Le Grand Palais à Paris organise jusqu'au 28 janvier 2013 une rétrospective de l'oeuvre du peintre américain Edward Hopper (1882-1967) qui traduisit à sa façon la solitude de l'homme face à l'expansion galopante des villes des Etats-Unis et ce, dans une atmosphère plutôt glauque qui inspira nombre de cinéastes spécialistes de films noirs, notamment Alfred Hitchcock.
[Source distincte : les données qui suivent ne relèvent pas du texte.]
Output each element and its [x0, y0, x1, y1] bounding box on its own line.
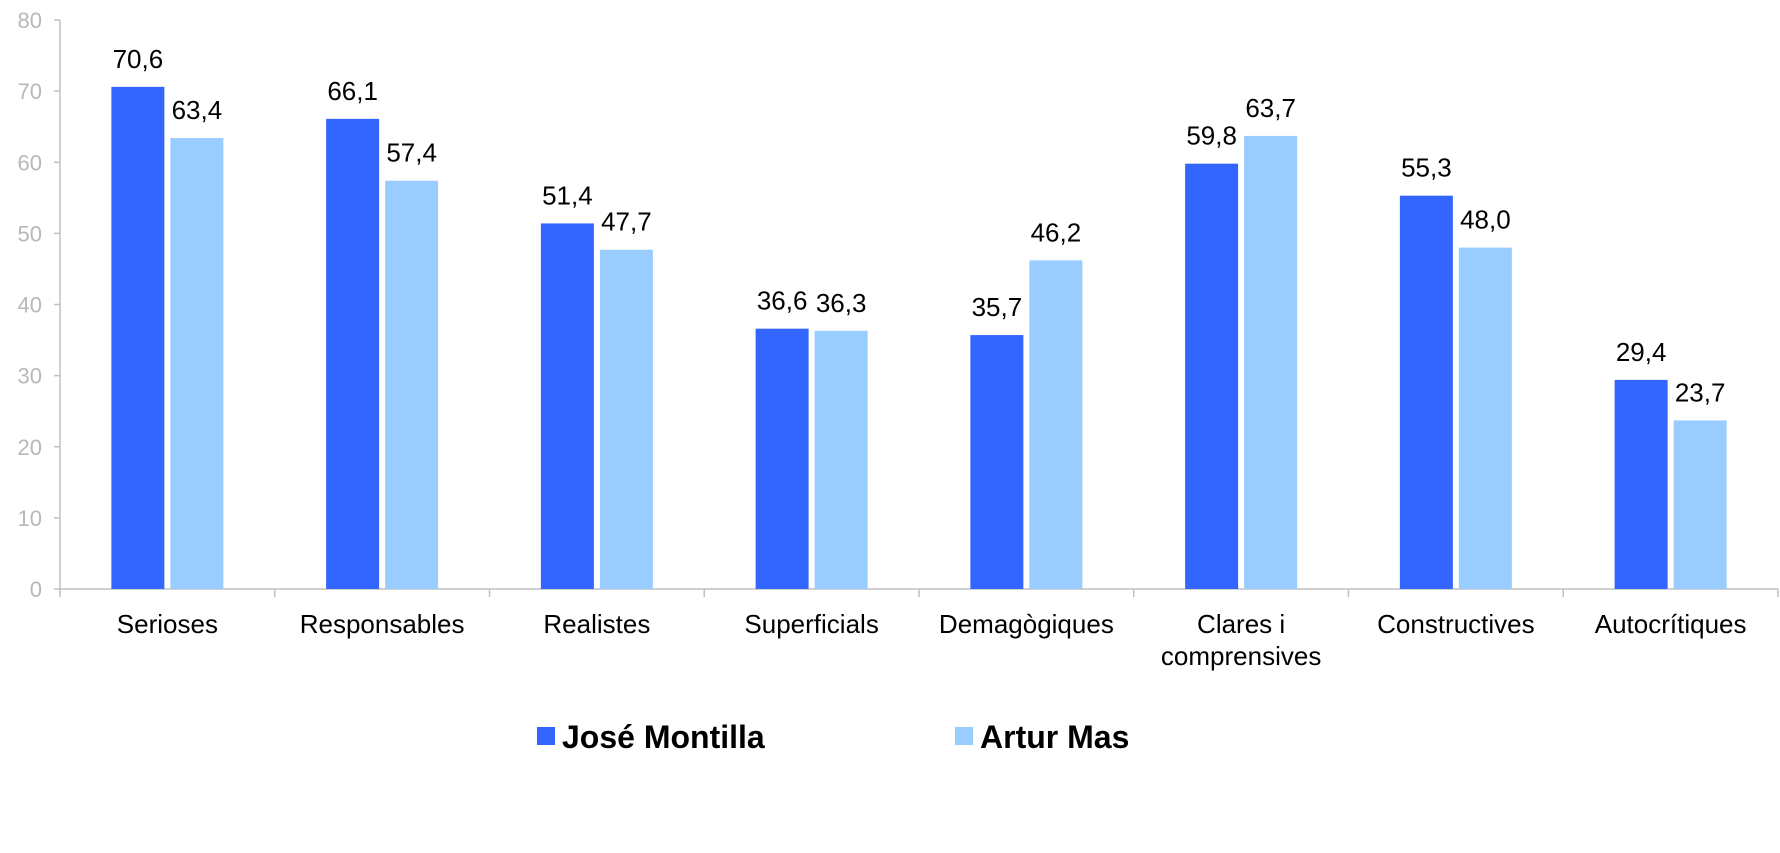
bar [170, 138, 224, 589]
data-label: 70,6 [113, 44, 164, 74]
x-tick-label: Superficials [744, 609, 878, 639]
x-tick-label: Clares i comprensives [1161, 609, 1321, 671]
legend-swatch [955, 727, 973, 745]
data-label: 57,4 [386, 138, 437, 168]
y-tick-label: 10 [18, 506, 42, 531]
bar [385, 180, 439, 589]
data-label: 23,7 [1675, 377, 1726, 407]
legend: José Montilla Artur Mas [537, 719, 1129, 755]
data-label: 51,4 [542, 180, 593, 210]
legend-label: Artur Mas [980, 719, 1129, 755]
data-label: 29,4 [1616, 337, 1667, 367]
data-label: 47,7 [601, 207, 652, 237]
data-label: 63,7 [1245, 93, 1296, 123]
axes: 0 10 20 30 40 50 60 70 80 Serioses Responsables Rea… [18, 8, 1779, 671]
legend-swatch [537, 727, 555, 745]
data-label: 59,8 [1186, 121, 1237, 151]
data-label: 66,1 [327, 76, 378, 106]
y-tick-label: 0 [30, 577, 42, 602]
bar [1399, 195, 1453, 589]
data-label: 46,2 [1031, 217, 1082, 247]
y-tick-label: 40 [18, 293, 42, 318]
bar [1244, 135, 1298, 589]
x-tick-label: Constructives [1377, 609, 1535, 639]
x-tick-label: Demagògiques [939, 609, 1114, 639]
bar [970, 335, 1024, 589]
data-label: 63,4 [172, 95, 223, 125]
data-label: 36,3 [816, 288, 867, 318]
bar [755, 328, 809, 589]
x-tick-label: Realistes [543, 609, 650, 639]
y-tick-label: 60 [18, 150, 42, 175]
y-tick-label: 50 [18, 221, 42, 246]
bars [111, 86, 1727, 590]
legend-label: José Montilla [562, 719, 765, 755]
bar [540, 223, 594, 590]
bar [599, 249, 653, 589]
x-tick-label: Autocrítiques [1595, 609, 1747, 639]
bar [1185, 163, 1239, 590]
bar [326, 118, 380, 590]
bar [1029, 260, 1083, 589]
bar [814, 330, 868, 589]
data-labels: 70,6 63,4 66,1 57,4 51,4 47,7 36,6 36,3 35,7 46,2… [113, 44, 1726, 408]
data-label: 36,6 [757, 286, 808, 316]
x-tick-label: Responsables [300, 609, 465, 639]
y-tick-label: 30 [18, 364, 42, 389]
data-label: 48,0 [1460, 205, 1511, 235]
y-tick-label: 20 [18, 435, 42, 460]
y-tick-label: 70 [18, 79, 42, 104]
bar [1458, 247, 1512, 589]
data-label: 55,3 [1401, 153, 1452, 183]
x-tick-label: Serioses [117, 609, 218, 639]
y-tick-label: 80 [18, 8, 42, 33]
data-label: 35,7 [972, 292, 1023, 322]
bar [1614, 379, 1668, 589]
bar [111, 86, 165, 590]
bar [1673, 420, 1727, 589]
Rien ne prédestinait Hopper à devenir célèbre puisqu'il resta dans l'ombre durant de nombreuses années en assurant sa subsistance comme illustrateur pour des magazines ou des couvertures de romans. Ce ne fut en fait qu'à partir de 1942, c'est à dire à l'âge de 60 ans, qu'il atteignit la gloire après avoir peint "Nighthawks" ("oiseaux de nuit") montrant une femme, deux hommes et un serveur dans un bar vivement éclairé la nuit, qui devint une icône de la vie et de la métropole aux Etats-Unis.
Les organisateurs de cette exposition phare, la première consacrée au peintre en Europe, ont donc choisi cette toile pour la couverture de leur catalogue en prenant le risque de dénaturer son propos pour laisser croire que Hopper a eu un registre plutôt limité. Heureusement, les 128 oeuvres offertes aux regards des visiteurs ont démontré le contraire puisqu'elles vont des années de ses débuts à la fin de sa carrière en passant par ses séjours à Paris pour retenir que l'artiste fut un dessinateur talentueux qui sut retenir avec art les leçons des grands peintres français pour aller traiter à sa façon des sujets typiquement américains.
Il n'en reste pas moins que Hopper fut un peintre solitaire à l'esprit très observateur et donc peu enclin à fréquenter des groupes artistiques pour des confrontations d'idées. D'ailleurs, on retrouve sans cesse dans son oeuvre un profond sentiment de solitude à travers des peintures dans lesquelles le vide domine avec un accent particulier mis sur la présence envahissante de la ville et de ses constructions où l'homme ou la femme paraissent écrasés par leurs poids et leur développement tentaculaire.
Hopper traduisit ainsi une atmosphère oppressante comme pour dénoncer la condition de ses semblables éjectés en peu de temps de la nature pour être alors projetés dans le développement spectaculaire de la ville américaine et se retrouver pris dans son étau.
Le silence fut sa marque de fabrique, un silence lourd et inquiétant suscitant l'anonymat de l'homme avalé par la ville où tout est ordonné selon une mécanique réglée qui n'offre aucune porte de salut sinon de méditer dans une chambre ou de tuer le temps dans un bar. Bref, une vie minimaliste et morne à souhait déjà formatée par la révolution industrielle puis la Grande Dépression des années 1930 qui précéda des temps plutôt lugubres pour le monde. On n'est pas loin de George Orwell sauf que Hopper s'est focalisé sur l'abrutissement des individus souvent à travers la représentation d'un seul.
L'oeuvre de Hopper n'a donc jamais servi à encenser la vie américaine mais bien plutôt pour critiquer son côté pervers et sombre en exhalant une nostalgie du passé où l'individu semblait avoir une personnalité plus affirmée. Hopper s'est voulu être un témoin silencieux, voire un voyeur solitaire de ses semblables plutôt inquiet de leur manière d'exister et peu soucieux de se mêler à eux. D'ailleurs, à partir de 1924, l'année où il se maria, il n'utilisa qu'un seul modèle, sa femme Josephine. Devenue dès lors sa seule muse celle-ci veilla jalousement sur lui en le faisant continuer de vivre hors de portée des tentations illusoires de la ville.